Werner Herzog remakes a classic vampire movie

Werner Herzog remakes a classic vampire movie

Every day, Watch This offers staff recommendations inspired by a new movie coming out that week. This week: Prepare for Dracula Untold with some of the best of Dracula already told.

Nosferatu The Vampyre (1979)

Dracula has rarely been as inhumanly pitiful—and as mesmerizingly creepy—as in Nosferatu The Vampyre, Werner Herzog’s stylized remake of F.W. Murnau’s seminal 1922 Nosferatu. Shot in both English and German-language versions (the latter proving far superior), the film marked Herzog’s second of five collaborations with Klaus Kinski, who brings a feral strangeness to the character of Count Dracula, here envisioned as a pale, rat-like other. As per tradition, Kinski’s Count invites real estate agent Jonathan Harker (Bruno Ganz) to his Transylvanian castle, where he imprisons the man and then sets out to Germany, where his newly purchased property will put him in close proximity to Harker’s wife, Lucy (Isabelle Adjani), whose love Dracula covets with a hunger almost equal to his thirst for blood.

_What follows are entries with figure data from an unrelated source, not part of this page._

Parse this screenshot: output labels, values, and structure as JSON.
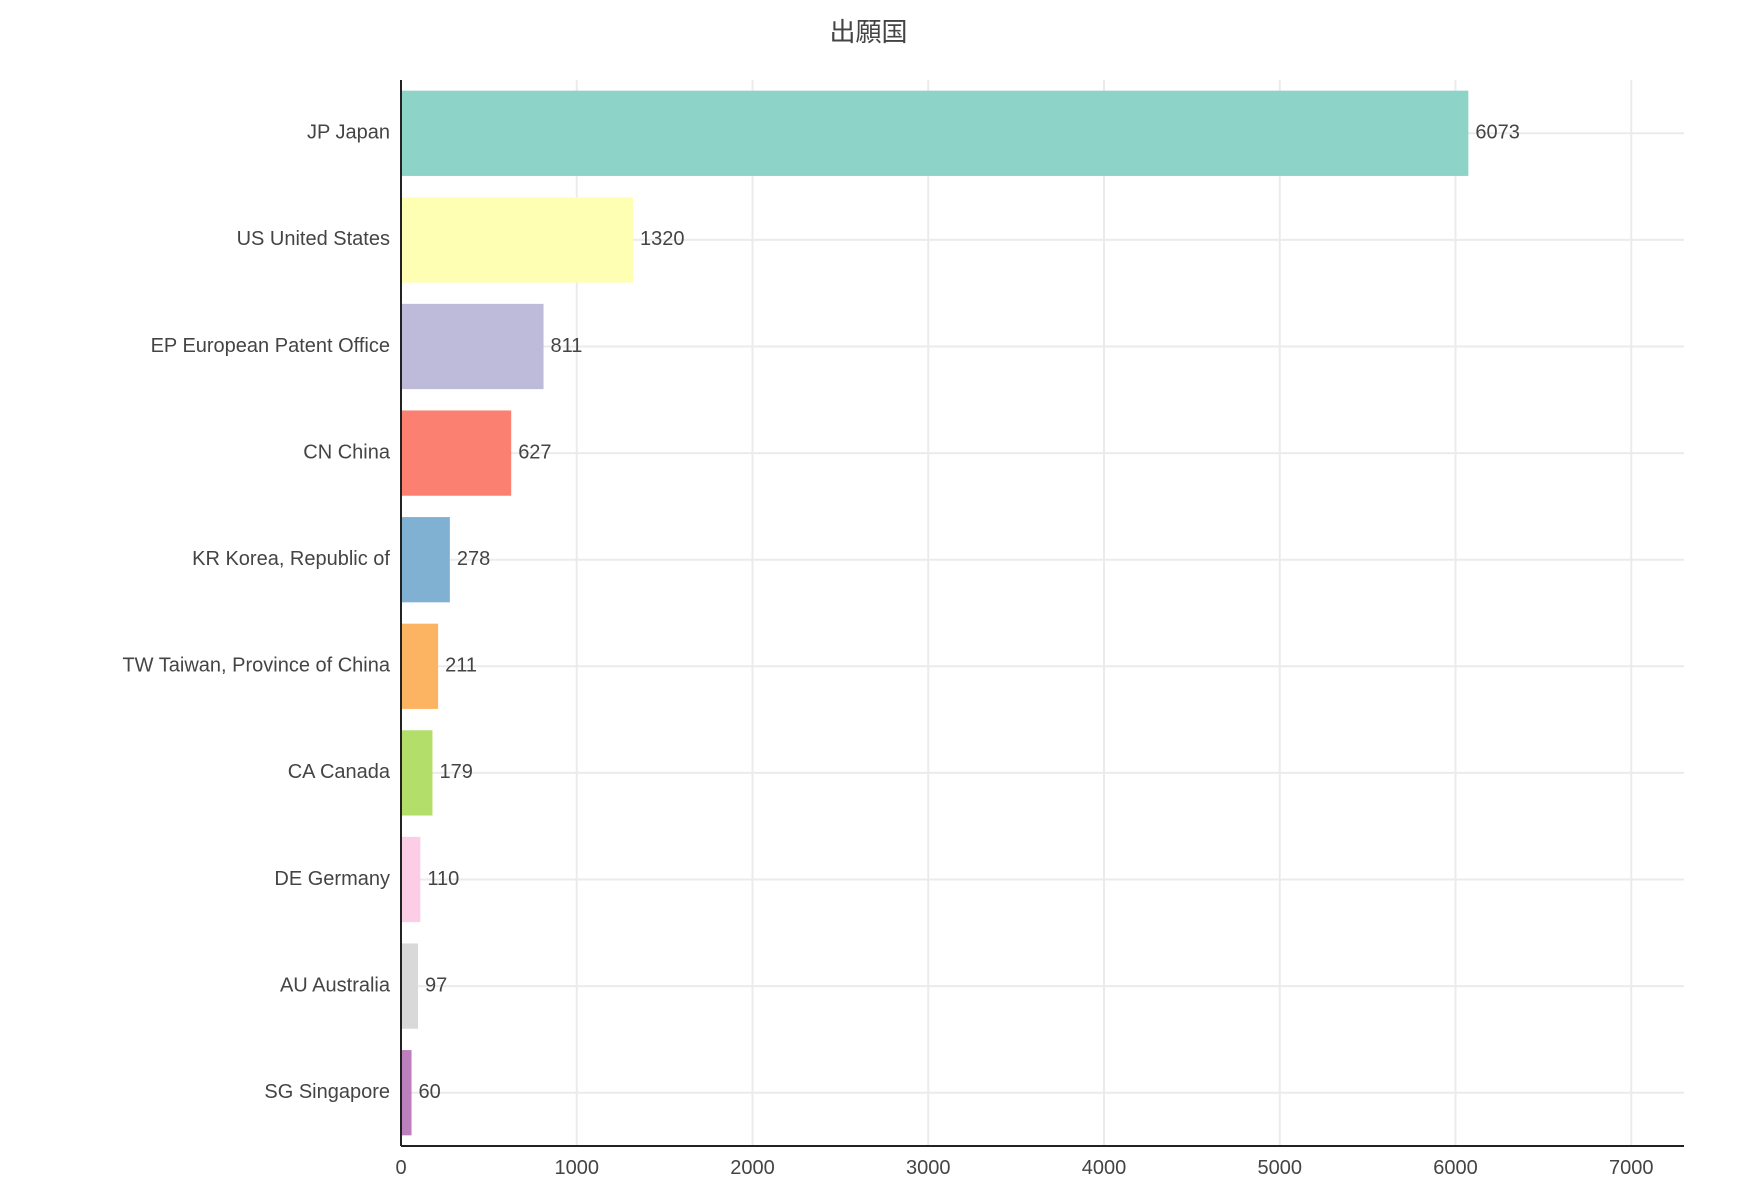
{
  "chart_data": {
    "type": "bar",
    "orientation": "horizontal",
    "title": "出願国",
    "xlabel": "",
    "ylabel": "",
    "categories": [
      "JP Japan",
      "US United States",
      "EP European Patent Office",
      "CN China",
      "KR Korea, Republic of",
      "TW Taiwan, Province of China",
      "CA Canada",
      "DE Germany",
      "AU Australia",
      "SG Singapore"
    ],
    "values": [
      6073,
      1320,
      811,
      627,
      278,
      211,
      179,
      110,
      97,
      60
    ],
    "colors": [
      "#8dd3c7",
      "#ffffb3",
      "#bebada",
      "#fb8072",
      "#80b1d3",
      "#fdb462",
      "#b3de69",
      "#fccde5",
      "#d9d9d9",
      "#bc80bd"
    ],
    "xlim": [
      0,
      7300
    ],
    "xticks": [
      0,
      1000,
      2000,
      3000,
      4000,
      5000,
      6000,
      7000
    ],
    "grid": true,
    "data_labels": true
  }
}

In terms of narrative detail, Herzog’s film is generally faithful to its filmic source material (which itself differed somewhat from Bram Stoker’s novel). Yet the mood in which he encases his action is hauntingly distinctive, full of long stretches of quiet and prolonged scenes of minimal movement and heightened acting that, together, create an atmosphere of dreamlike unreality. Channeling Murnau’s expressionistic silent visuals, Herzog’s Nosferatu is a thing of manicured beauty that derives much of its terror from the sense that its characters are all trapped in a waking nightmare from which they cannot escape. Even more evocative, however, is Kinski’s portrayal of the legendary vampire, whom he reimagines as a figure of tragic alienation and self-loathing, forced to spend eternity as an outcast with no possibility of companionship or love. With quiet, seething intensity, Kinski turns Dracula into a simultaneously sinister and sympathetic creature—one whose viciousness curdles the blood, even as his fanged ferocity comes across as merely a wounded-animal reaction to his eternal loneliness.

Availability: Nosferatu The Vampyre is available on Blu-ray and DVD, which can be obtained from Netflix or your local video store/library, and to rent or purchase through the major digital services.